The longissimus capitis originates at the transverse processes of C4 to T5 and insert at the mastoid process of the skull. Sometimes called the trachelomastoid muscle, it allows head extension (straightening), flexion, and rotation. The longissimus cervicis (neck) originates at T1 to T5 and inserts at the second to the sixth cervical vertebrae. Those neck rotating exercises you do when you have sat at the computer too long? They involve a lot of longissimus cervicis work! Finally, the longissimus thoracis (et lumborum) origins at L1 to L5 and various bones of the pelvis and inserts into all of the thoracic vertebrae, the angles of the seventh to twelfth ribs, and L1 to L5. If you can keep a hula-hoop going, you have great lower longissimus muscles!
Erector Spinae: Spinalis Muscle
The spinalis muscle runs closest to the spine and is split into the spinalis capitis, spinalis cervicis, and spinalis thoracis. It is not as long as the longissimus so does not have a lumbar area.
The origins of the spinalis capitis are the spinous processes (the sticking out bits you can feel) of vertebrae C7 to T1. These insert to the middle of the occipital bone at the back of the skull – so we know this top part pulls the head back. Spinalis cervicis origins are also at C7 to T1 but these insert into C2 and C3, bringing the very top of the spine towards the thorax. Finally, spinalis thoracis – with origins at T11 to L2 – brings the spinous processes of T2 to T8 towards the lower back.
Erector Spinae Exercises
Erector spinae exercises are often recommended for people with chronic lower back or neck pain. They are also popular with bodybuilders and help to lower the risk of injury in athletes. Everyone benefits from a good erector spinae workout as the different movements increase core body strength. What is very important is making sure you keep the correct posture if doing back exercises, especially if your back is damaged or weak.

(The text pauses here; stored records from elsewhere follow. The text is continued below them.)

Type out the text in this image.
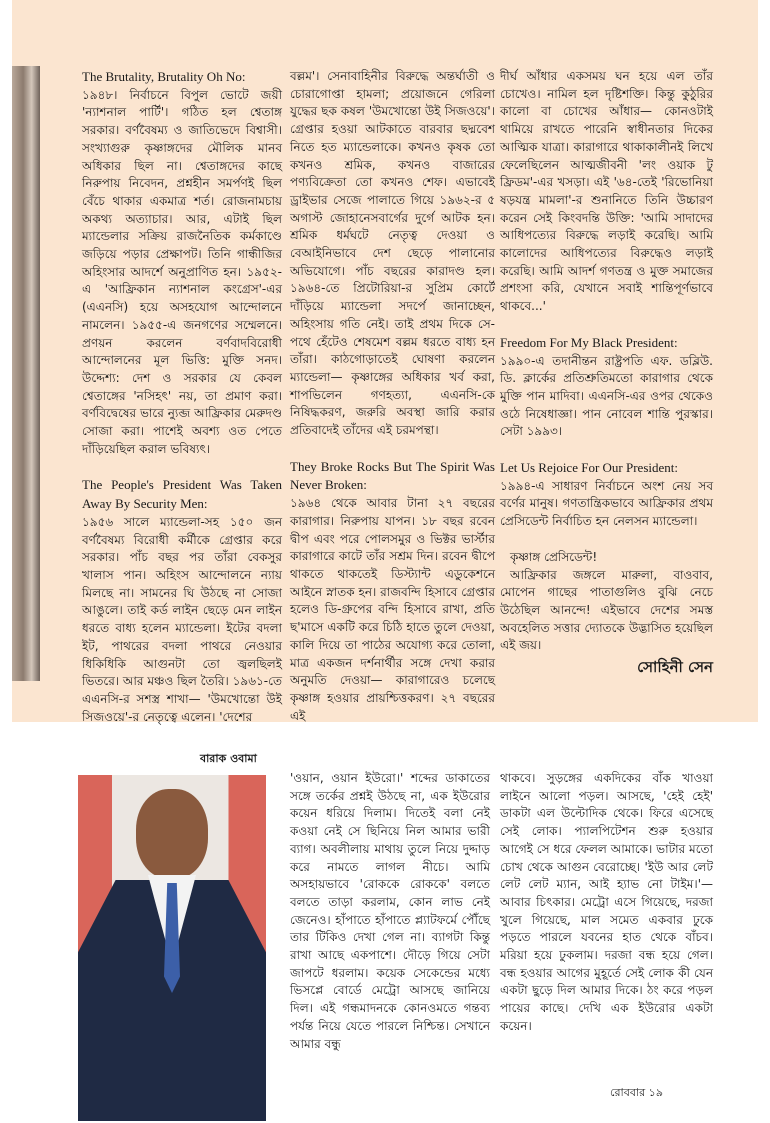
The Brutality, Brutality Oh No:

১৯৪৮। নির্বাচনে বিপুল ভোটে জয়ী 'ন্যাশনাল পার্টি'। গঠিত হল শ্বেতাঙ্গ সরকার। বর্ণবৈষম্য ও জাতিভেদে বিশ্বাসী। সংখ্যাগুরু কৃষ্ণাঙ্গদের মৌলিক মানব অধিকার ছিল না। শ্বেতাঙ্গদের কাছে নিরুপায় নিবেদন, প্রশ্নহীন সমর্পণই ছিল বেঁচে থাকার একমাত্র শর্ত। রোজনামচায় অকথ্য অত্যাচার। আর, এটাই ছিল ম্যান্ডেলার সক্রিয় রাজনৈতিক কর্মকাণ্ডে জড়িয়ে পড়ার প্রেক্ষাপট। তিনি গান্ধীজির অহিংসার আদর্শে অনুপ্রাণিত হন। ১৯৫২-এ 'আফ্রিকান ন্যাশনাল কংগ্রেস'-এর (এএনসি) হয়ে অসহযোগ আন্দোলনে নামলেন। ১৯৫৫-এ জনগণের সম্মেলনে। প্রণয়ন করলেন বর্ণবাদবিরোধী আন্দোলনের মূল ভিত্তি: মুক্তি সনদ। উদ্দেশ্য: দেশ ও সরকার যে কেবল শ্বেতাঙ্গের 'নসিহৎ' নয়, তা প্রমাণ করা। বর্ণবিদ্বেষের ভারে ন্যুব্জ আফ্রিকার মেরুদণ্ড সোজা করা। পাশেই অবশ্য ওত পেতে দাঁড়িয়েছিল করাল ভবিষ্যৎ।

The People's President Was Taken Away By Security Men:

১৯৫৬ সালে ম্যান্ডেলা-সহ ১৫০ জন বর্ণবৈষম্য বিরোধী কর্মীকে গ্রেপ্তার করে সরকার। পাঁচ বছর পর তাঁরা বেকসুর খালাস পান। অহিংস আন্দোলনে ন্যায় মিলছে না। সামনের ঘি উঠছে না সোজা আঙুলে। তাই কর্ড লাইন ছেড়ে মেন লাইন ধরতে বাধ্য হলেন ম্যান্ডেলা। ইটের বদলা ইট, পাথরের বদলা পাথরে নেওয়ার ধিকিধিকি আগুনটা তো জ্বলছিলই ভিতরে। আর মঞ্চও ছিল তৈরি। ১৯৬১-তে এএনসি-র সশস্ত্র শাখা— 'উমখোন্তো উই সিজওয়ে'-র নেতৃত্বে এলেন। 'দেশের

বল্লম'। সেনাবাহিনীর বিরুদ্ধে অন্তর্ঘাতী ও চোরাগোপ্তা হামলা; প্রয়োজনে গেরিলা যুদ্ধের ছক কষল 'উমখোন্তো উই সিজওয়ে'। গ্রেপ্তার হওয়া আটকাতে বারবার ছদ্মবেশ নিতে হত ম্যান্ডেলাকে। কখনও কৃষক তো কখনও শ্রমিক, কখনও বাজারের পণ্যবিক্রেতা তো কখনও শেফ। এভাবেই ড্রাইভার সেজে পালাতে গিয়ে ১৯৬২-র ৫ অগাস্ট জোহানেসবার্গের দুর্গে আটক হন। শ্রমিক ধর্মঘটে নেতৃত্ব দেওয়া ও বেআইনিভাবে দেশ ছেড়ে পালানোর অভিযোগে। পাঁচ বছরের কারাদণ্ড হল। ১৯৬৪-তে প্রিটোরিয়া-র সুপ্রিম কোর্টে দাঁড়িয়ে ম্যান্ডেলা সদর্পে জানাচ্ছেন, অহিংসায় গতি নেই। তাই প্রথম দিকে সে-পথে হেঁটেও শেষমেশ বল্লম ধরতে বাধ্য হন তাঁরা। কাঠগোড়াতেই ঘোষণা করলেন ম্যান্ডেলা— কৃষ্ণাঙ্গের অধিকার খর্ব করা, শাপভিলেন গণহত্যা, এএনসি-কে নিষিদ্ধকরণ, জরুরি অবস্থা জারি করার প্রতিবাদেই তাঁদের এই চরমপন্থা।

They Broke Rocks But The Spirit Was Never Broken:

১৯৬৪ থেকে আবার টানা ২৭ বছরের কারাগার। নিরুপায় যাপন। ১৮ বছর রবেন দ্বীপ এবং পরে পোলসমুর ও ভিক্টর ভার্স্টার কারাগারে কাটে তাঁর সশ্রম দিন। রবেন দ্বীপে থাকতে থাকতেই ডিস্ট্যান্ট এডুকেশনে আইনে স্নাতক হন। রাজবন্দি হিসাবে গ্রেপ্তার হলেও ডি-গ্রুপের বন্দি হিসাবে রাখা, প্রতি ছ'মাসে একটি করে চিঠি হাতে তুলে দেওয়া, কালি দিয়ে তা পাঠের অযোগ্য করে তোলা, মাত্র একজন দর্শনার্থীর সঙ্গে দেখা করার অনুমতি দেওয়া— কারাগারেও চলেছে কৃষ্ণাঙ্গ হওয়ার প্রায়শ্চিত্তকরণ। ২৭ বছরের এই

দীর্ঘ আঁধার একসময় ঘন হয়ে এল তাঁর চোখেও। নামিল হল দৃষ্টিশক্তি। কিন্তু কুঠুরির কালো বা চোখের আঁধার— কোনওটাই থামিয়ে রাখতে পারেনি স্বাধীনতার দিকের আত্মিক যাত্রা। কারাগারে থাকাকালীনই লিখে ফেলেছিলেন আত্মজীবনী 'লং ওয়াক টু ফ্রিডম'-এর খসড়া। এই '৬৪-তেই 'রিভোনিয়া ষড়যন্ত্র মামলা'-র শুনানিতে তিনি উচ্চারণ করেন সেই কিংবদন্তি উক্তি: 'আমি সাদাদের আধিপত্যের বিরুদ্ধে লড়াই করেছি। আমি কালোদের আধিপত্যের বিরুদ্ধেও লড়াই করেছি। আমি আদর্শ গণতন্ত্র ও মুক্ত সমাজের প্রশংসা করি, যেখানে সবাই শান্তিপূর্ণভাবে থাকবে...'

Freedom For My Black President:

১৯৯০-এ তদানীন্তন রাষ্ট্রপতি এফ. ডব্লিউ. ডি. ক্লার্কের প্রতিশ্রুতিমতো কারাগার থেকে মুক্তি পান মাদিবা। এএনসি-এর ওপর থেকেও ওঠে নিষেধাজ্ঞা। পান নোবেল শান্তি পুরস্কার। সেটা ১৯৯৩।

Let Us Rejoice For Our President:

১৯৯৪-এ সাধারণ নির্বাচনে অংশ নেয় সব বর্ণের মানুষ। গণতান্ত্রিকভাবে আফ্রিকার প্রথম প্রেসিডেন্ট নির্বাচিত হন নেলসন ম্যান্ডেলা।

কৃষ্ণাঙ্গ প্রেসিডেন্ট!

আফ্রিকার জঙ্গলে মারুলা, বাওবাব, মোপেন গাছের পাতাগুলিও বুঝি নেচে উঠেছিল আনন্দে! এইভাবে দেশের সমস্ত অবহেলিত সত্তার দ্যোতকে উদ্ভাসিত হয়েছিল এই জয়।

সোহিনী সেন
বারাক ওবামা

'ওয়ান, ওয়ান ইউরো।' শব্দের ডাকাতের সঙ্গে তর্কের প্রশ্নই উঠছে না, এক ইউরোর কয়েন ধরিয়ে দিলাম। দিতেই বলা নেই কওয়া নেই সে ছিনিয়ে নিল আমার ভারী ব্যাগ। অবলীলায় মাথায় তুলে নিয়ে দুদ্দাড় করে নামতে লাগল নীচে। আমি অসহায়ভাবে 'রোককে রোককে' বলতে বলতে তাড়া করলাম, কোন লাভ নেই জেনেও। হাঁপাতে হাঁপাতে প্ল্যাটফর্মে পৌঁছে তার টিকিও দেখা গেল না। ব্যাগটা কিন্তু রাখা আছে একপাশে। দৌড়ে গিয়ে সেটা জাপটে ধরলাম। কয়েক সেকেন্ডের মধ্যে ভিসপ্লে বোর্ডে মেট্রো আসছে জানিয়ে দিল। এই গন্ধমাদনকে কোনওমতে গন্তব্য পর্যন্ত নিয়ে যেতে পারলে নিশ্চিন্ত। সেখানে আমার বন্ধু

থাকবে। সুড়ঙ্গের একদিকের বাঁক খাওয়া লাইনে আলো পড়ল। আসছে, 'হেই হেই' ডাকটা এল উল্টোদিক থেকে। ফিরে এসেছে সেই লোক। প্যালপিটেশন শুরু হওয়ার আগেই সে ধরে ফেলল আমাকে। ভাটার মতো চোখ থেকে আগুন বেরোচ্ছে। 'ইউ আর লেট লেট লেট ম্যান, আই হ্যাভ নো টাইম।'— আবার চিৎকার। মেট্রো এসে গিয়েছে, দরজা খুলে গিয়েছে, মাল সমেত একবার ঢুকে পড়তে পারলে যবনের হাত থেকে বাঁচব। মরিয়া হয়ে ঢুকলাম। দরজা বন্ধ হয়ে গেল। বন্ধ হওয়ার আগের মুহূর্তে সেই লোক কী যেন একটা ছুড়ে দিল আমার দিকে। ঠং করে পড়ল পায়ের কাছে। দেখি এক ইউরোর একটা কয়েন।

রোববার ১৯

The lowest portion of the erector spinae is highly visible in trained bodybuilders, even though more superficial muscles cover them further up. In the image below, the two linear bulges of the erector spinae can be seen on either side of the spine above the waistband before they disappear under the latissimus dorsi (flanks), rhomboid (mid thorax) and trapezius (below the neck) muscles.

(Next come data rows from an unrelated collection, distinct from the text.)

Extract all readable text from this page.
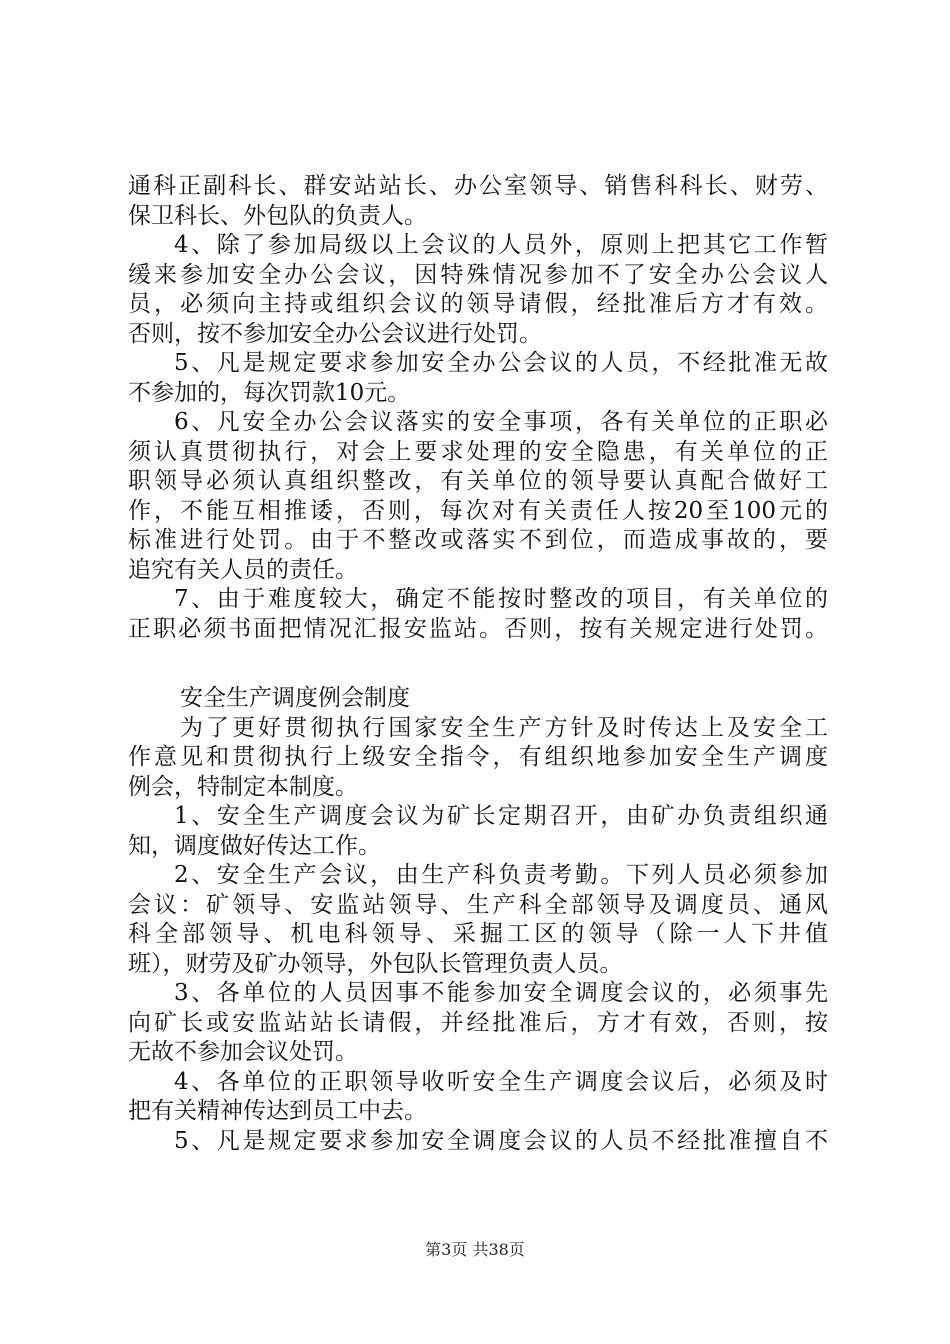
通科正副科长、群安站站长、办公室领导、销售科科长、财劳、
保卫科长、外包队的负责人。
4、除了参加局级以上会议的人员外，原则上把其它工作暂
缓来参加安全办公会议，因特殊情况参加不了安全办公会议人
员，必须向主持或组织会议的领导请假，经批准后方才有效。
否则，按不参加安全办公会议进行处罚。
5、凡是规定要求参加安全办公会议的人员，不经批准无故
不参加的，每次罚款10元。
6、凡安全办公会议落实的安全事项，各有关单位的正职必
须认真贯彻执行，对会上要求处理的安全隐患，有关单位的正
职领导必须认真组织整改，有关单位的领导要认真配合做好工
作，不能互相推诿，否则，每次对有关责任人按20至100元的
标准进行处罚。由于不整改或落实不到位，而造成事故的，要
追究有关人员的责任。
7、由于难度较大，确定不能按时整改的项目，有关单位的
正职必须书面把情况汇报安监站。否则，按有关规定进行处罚。
安全生产调度例会制度
为了更好贯彻执行国家安全生产方针及时传达上及安全工
作意见和贯彻执行上级安全指令，有组织地参加安全生产调度
例会，特制定本制度。
1、安全生产调度会议为矿长定期召开，由矿办负责组织通
知，调度做好传达工作。
2、安全生产会议，由生产科负责考勤。下列人员必须参加
会议：矿领导、安监站领导、生产科全部领导及调度员、通风
科全部领导、机电科领导、采掘工区的领导（除一人下井值
班），财劳及矿办领导，外包队长管理负责人员。
3、各单位的人员因事不能参加安全调度会议的，必须事先
向矿长或安监站站长请假，并经批准后，方才有效，否则，按
无故不参加会议处罚。
4、各单位的正职领导收听安全生产调度会议后，必须及时
把有关精神传达到员工中去。
5、凡是规定要求参加安全调度会议的人员不经批准擅自不
第3页 共38页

Erector spinae strain is the result of sudden movement or long periods of sitting in a bad posture. The muscles elongate and stretch (bad posture) or lose mass and strength (inactivity). Chronic back problems often include erector spinae pain in the neck area, for example when constantly looking at a screen, or in the lower back due to slouching. By alternating periods spent seated with regular standing, walking, and stretching, pain can be postponed or even stopped.
A gentle erector spinae workout can be achieved through activities like yoga and Pilates. Specific back-strengthening exercises not only relieve pain, they significantly increase range of movement and core strength. Stretching this muscle group during periods of inactivity will eventually weaken its supportive effect in the spine, as this is a bit like constantly stretching a rubber band – eventually, the rubber band loses its elasticity and strength. By including regular movements that focus on contracting and relaxing the muscles that surround the spine, this elasticity and strength can be regained. Yoga positions such as the stretching cat and bird-dog have been proven to significantly improve core body strength, and these movements have very positive effects on erector spinae health.